Firstly I had some drops put in to dilate the pupils and had a brief eye test and then the waiting began.  Doctors came out of a series of rooms, collected a folder for each patient and called their name.  Most of the folders were very thick.  "Look out for a thin one," said Silverback, "as this is your first visit."  Good point!  Finally a doctor emerged, picked up a thin folder and - yes - called my name.

He peered into my eye, very thoroughly, for what seemed an age.  He shone hideously bright lights into it (I hate bright lights in my eyes.  In restaurants I always sit with my back to the window.)

After a lot of peering (and a very clear explanation of what he was doing, which I appreciated), he went off to fetch another lens.

"I'm just going to anaesthetise your eyeball" he said, putting some drops in my eye.  This, I have to say, is a sentence that doesn't suggest a lovely time to follow.

He got something resembling a contact lens with an instrument attached and stuck it on my eyeball and squidged it about.  It didn't hurt of course - - but it was one of the strangest things I've ever had done and I didn't enjoy it, I can tell you.

Apparently half the gel has detached.  If the rest then detaches cleanly all will be well.  If it pulls some of the retina with it, it won't be well and they may have to operate to pin the retina back.  (All together now - - EWWWWWWWW!)  Apparently people who are very short-sighted (like I am) are prone to this vitreous detachment.
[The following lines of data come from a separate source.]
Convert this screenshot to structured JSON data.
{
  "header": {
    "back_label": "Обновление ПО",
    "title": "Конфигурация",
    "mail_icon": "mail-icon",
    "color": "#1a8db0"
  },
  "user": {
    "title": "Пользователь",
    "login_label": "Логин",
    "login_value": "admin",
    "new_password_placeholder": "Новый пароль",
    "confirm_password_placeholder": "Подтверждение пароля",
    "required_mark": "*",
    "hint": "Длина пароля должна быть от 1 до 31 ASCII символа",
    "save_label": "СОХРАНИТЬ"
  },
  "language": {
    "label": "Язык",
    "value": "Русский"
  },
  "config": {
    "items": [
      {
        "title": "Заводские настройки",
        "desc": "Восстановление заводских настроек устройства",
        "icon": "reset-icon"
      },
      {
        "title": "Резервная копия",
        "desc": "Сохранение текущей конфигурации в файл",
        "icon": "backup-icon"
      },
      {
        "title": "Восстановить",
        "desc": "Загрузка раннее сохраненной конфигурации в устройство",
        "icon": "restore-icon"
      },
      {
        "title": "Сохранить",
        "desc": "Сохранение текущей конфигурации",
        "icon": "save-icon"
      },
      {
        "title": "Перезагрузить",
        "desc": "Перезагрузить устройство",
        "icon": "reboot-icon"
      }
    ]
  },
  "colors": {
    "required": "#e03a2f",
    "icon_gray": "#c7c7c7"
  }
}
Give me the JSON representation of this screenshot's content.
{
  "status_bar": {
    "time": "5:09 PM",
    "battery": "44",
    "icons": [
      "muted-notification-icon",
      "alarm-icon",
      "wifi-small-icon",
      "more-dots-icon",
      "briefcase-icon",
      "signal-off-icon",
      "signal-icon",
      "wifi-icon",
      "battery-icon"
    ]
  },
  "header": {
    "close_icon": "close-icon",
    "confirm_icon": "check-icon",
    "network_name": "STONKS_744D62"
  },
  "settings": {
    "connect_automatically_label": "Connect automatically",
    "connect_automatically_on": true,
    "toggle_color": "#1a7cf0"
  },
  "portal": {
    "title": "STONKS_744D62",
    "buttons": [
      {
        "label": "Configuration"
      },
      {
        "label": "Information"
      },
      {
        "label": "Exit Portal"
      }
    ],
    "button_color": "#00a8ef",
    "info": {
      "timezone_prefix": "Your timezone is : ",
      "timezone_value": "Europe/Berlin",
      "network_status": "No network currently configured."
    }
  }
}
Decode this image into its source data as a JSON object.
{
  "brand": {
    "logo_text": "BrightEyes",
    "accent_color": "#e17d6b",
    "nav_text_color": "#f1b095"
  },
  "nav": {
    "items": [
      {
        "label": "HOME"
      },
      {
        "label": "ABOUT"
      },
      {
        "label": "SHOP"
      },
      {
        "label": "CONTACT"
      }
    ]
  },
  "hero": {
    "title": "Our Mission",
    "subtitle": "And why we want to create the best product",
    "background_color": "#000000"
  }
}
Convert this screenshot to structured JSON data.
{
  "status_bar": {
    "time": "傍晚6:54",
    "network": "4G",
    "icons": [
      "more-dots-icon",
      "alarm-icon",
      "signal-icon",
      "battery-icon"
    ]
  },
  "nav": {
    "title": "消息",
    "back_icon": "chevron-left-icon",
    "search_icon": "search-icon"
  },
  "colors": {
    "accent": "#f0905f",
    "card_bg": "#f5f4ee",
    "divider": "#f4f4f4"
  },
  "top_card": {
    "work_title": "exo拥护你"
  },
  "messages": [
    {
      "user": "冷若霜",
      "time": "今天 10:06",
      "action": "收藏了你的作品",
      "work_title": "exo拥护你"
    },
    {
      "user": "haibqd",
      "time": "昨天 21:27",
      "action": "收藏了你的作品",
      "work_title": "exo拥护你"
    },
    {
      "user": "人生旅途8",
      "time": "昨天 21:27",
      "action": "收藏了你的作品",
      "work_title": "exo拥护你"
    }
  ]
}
There's not much I can do except wait and hope it all gets better.  I'm going back to the eye clinic in four weeks.

Meanwhile, it's very very annoying.  My eye gets tired very quickly, especially looking at a screen, and I'm finding it a real problem in my work for the actors' agency.  After a little while, my eye just wants to close.

So I haven't been on the computer nearly as much as usual and I've been missing reading blogs and everything.  But at least I'm back to blogging - I've missed it.